A man who was locked up more than 40 years for a 1970 Arizona hotel fire that killed 29 people walked out of prison a free man Tuesday, hours after reaching a deal with prosecutors amid questions about his conviction.

“It’s a tale of two tragedies: the Pioneer Hotel fire and my conviction,” Louis Taylor told reporters gathered outside the prison.

Taylor, 59, was just a teenager when he was arrested for the fire, but consistently denied any involvement. When he appeared in a packed Tucson courtroom earlier in the day, he faced a choice: continue his fight, maybe for years more, to clear his name or enter a plea and get out of prison now.

“Welcome back, Mr. Taylor,” said Judge Richard Fields after accepting Taylor’s plea deal that meant he would no longer contest the charges he denied during his more than 15,000 days of incarceration.

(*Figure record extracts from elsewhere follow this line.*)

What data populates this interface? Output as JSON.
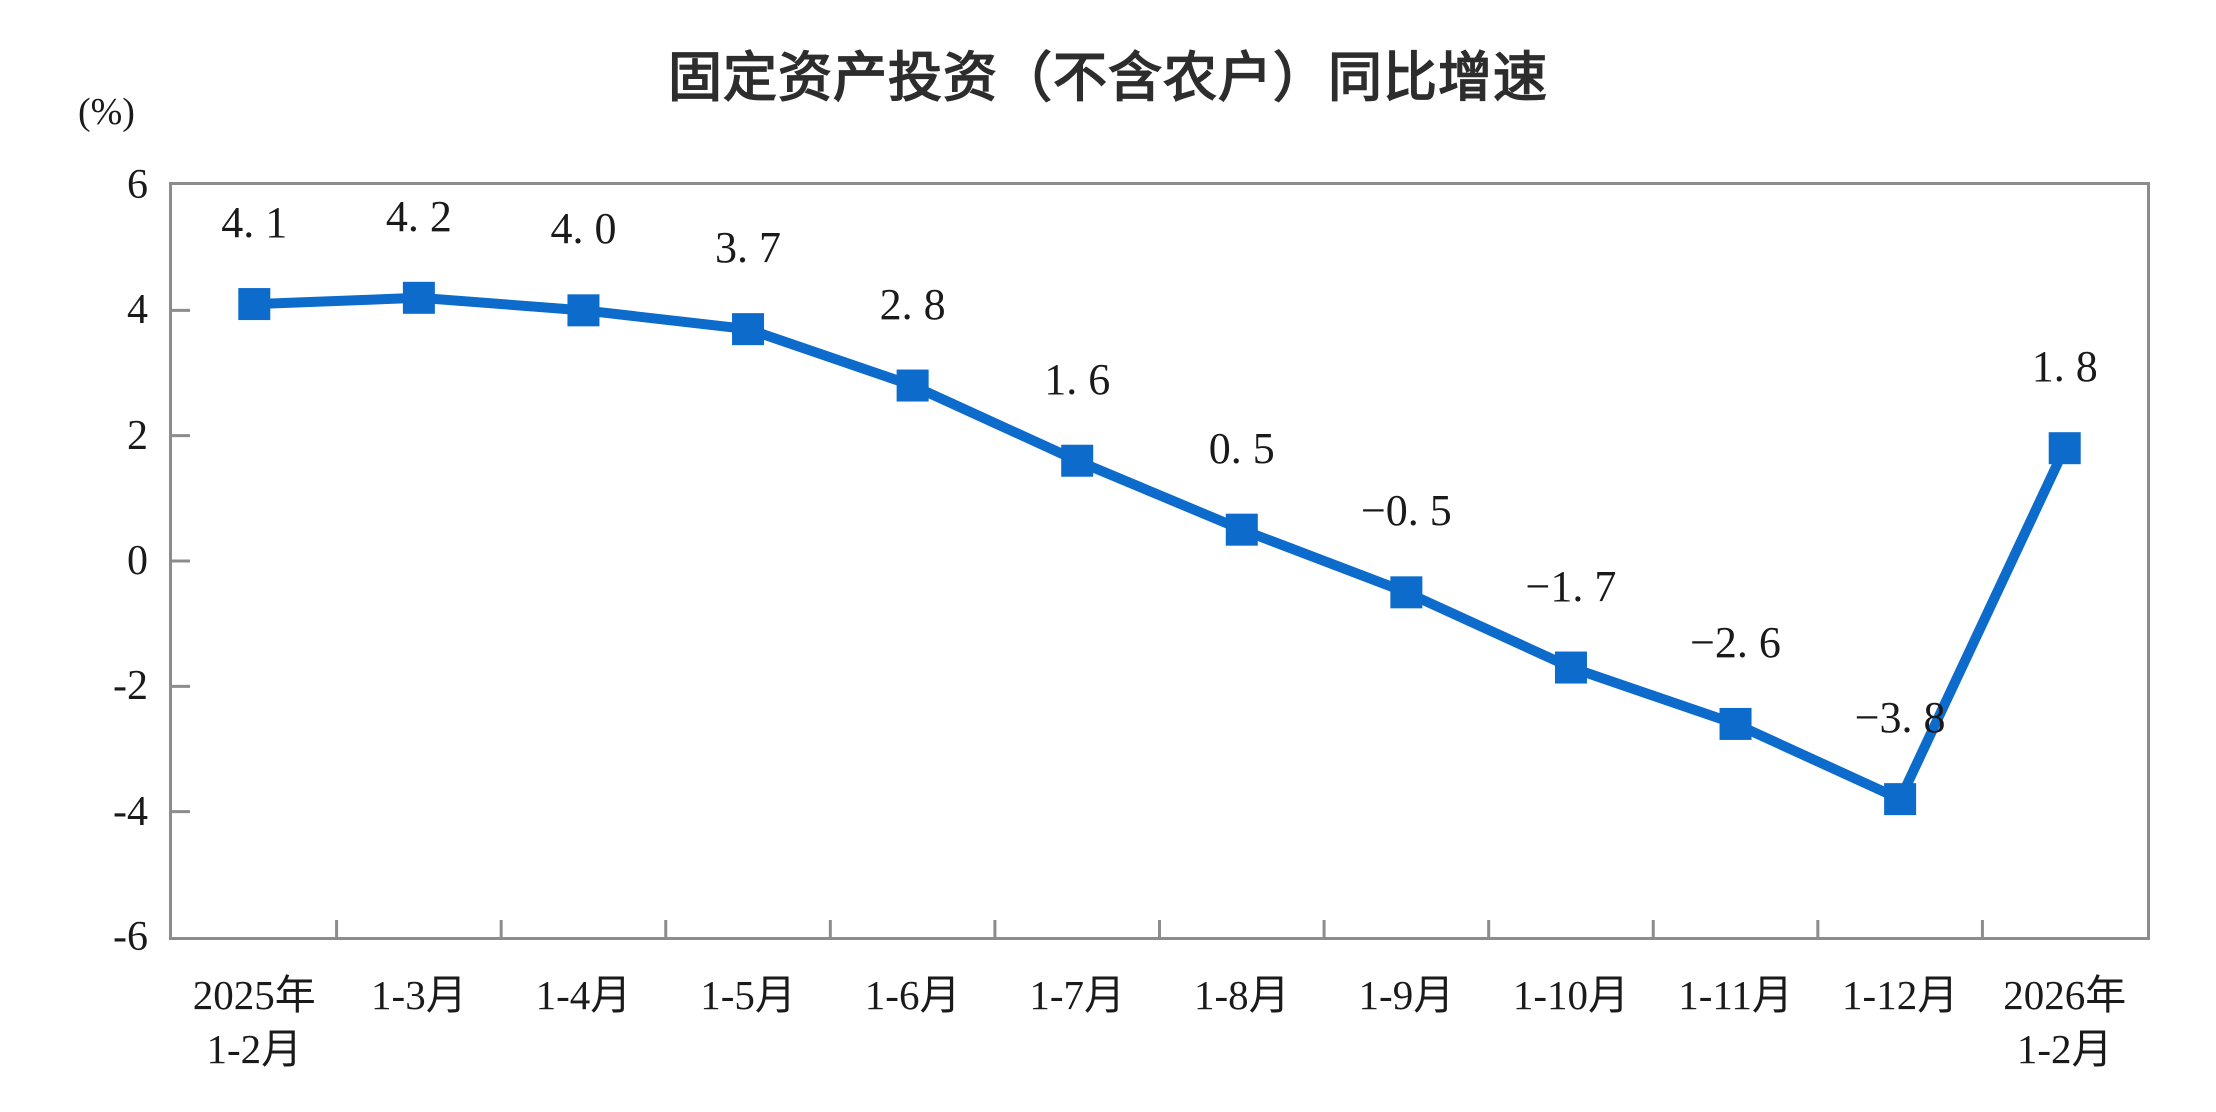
{
  "chart_data": {
    "type": "line",
    "title": "固定资产投资（不含农户）同比增速",
    "unit_label": "(%)",
    "categories": [
      "2025年\n1-2月",
      "1-3月",
      "1-4月",
      "1-5月",
      "1-6月",
      "1-7月",
      "1-8月",
      "1-9月",
      "1-10月",
      "1-11月",
      "1-12月",
      "2026年\n1-2月"
    ],
    "values": [
      4.1,
      4.2,
      4.0,
      3.7,
      2.8,
      1.6,
      0.5,
      -0.5,
      -1.7,
      -2.6,
      -3.8,
      1.8
    ],
    "point_labels": [
      "4. 1",
      "4. 2",
      "4. 0",
      "3. 7",
      "2. 8",
      "1. 6",
      "0. 5",
      "−0. 5",
      "−1. 7",
      "−2. 6",
      "−3. 8",
      "1. 8"
    ],
    "xlabel": "",
    "ylabel": "(%)",
    "ylim": [
      -6,
      6
    ],
    "ytick_values": [
      6,
      4,
      2,
      0,
      -2,
      -4,
      -6
    ],
    "ytick_labels": [
      "6",
      "4",
      "2",
      "0",
      "-2",
      "-4",
      "-6"
    ],
    "grid": false,
    "legend": "none",
    "marker": "square",
    "colors": {
      "line": "#0d6bcb",
      "axis": "#8c8c8c",
      "text": "#1a1a1a"
    }
  }
}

The case ended up back in court Tuesday after a new defense team and others raised fresh questions about the evidence used to convict Taylor. Authorities still insist Taylor is guilty, but they acknowledged that gaining a conviction at a new trial would be dicey given that some evidence has been lost and witnesses have either moved or died.

The blaze was one of Arizona’s worst as hundreds of people gathered at the Pioneer Hotel in Tucson to celebrate Christmas festivities. When the fire erupted, exits were blocked and fire truck ladders were too short to reach the upper floors. Many guests were trapped in their rooms. Some jumped to their deaths while others burned alive. Most victims died from carbon-monoxide poisoning.

Tuesday’s hearing was marked by dramatic testimony from a Washington, D.C., man who was 4 years old when his father, an attorney, was killed in the fire at age 31. Paul d’Hedouville II said his dad had been awaiting his family to celebrate Christmas. He had gifts piled in his suite for his two sons.

“Instead, my father was buried on Christmas Eve 1970,” he said. He lamented how his father was never there to show him how to ride a bike or teach him his Daffy Duck impression, and how his now elderly mom, who is recovering from leukemia, doesn’t have her husband by her side.

“He was never able to dance with my bride at my wedding,” d’Hedouville said.

“I harbor no feelings of ill will or vengeance against you,” he added, staring at Taylor who sat at the defense table dressed in orange prison clothes.

Then d’Hedouville offered a single thought to Taylor without addressing the man’s guilt: “Do as you choose Mr. Taylor. But choose wisely. Do not waste your new beginning.”

Pima County prosecutor Rick Unklesbay noted his office’s insistence that Taylor is guilty. He added, however, that fire investigators for the defense and the state, reviewing the remaining evidence, say a cause of the blaze could not be determined, something that also would hamper efforts to secure a fresh conviction.

Unklesbay later explained how both state and defense experts at Taylor’s original trial determined the blaze was arson. He said Taylor was found at the hotel with five boxes of matches. He wrote in a memorandum to the court that hotel employees “found the defendant standing by himself simply looking at the fire.”

In his deal with prosecutors, Taylor was allowed to avoid admitting guilt outright to each count against him, read aloud by the judge in a monotone voice, to which Taylor replied 28 times, “No contest.” Taylor was never charged in the death months later of a 29th victim.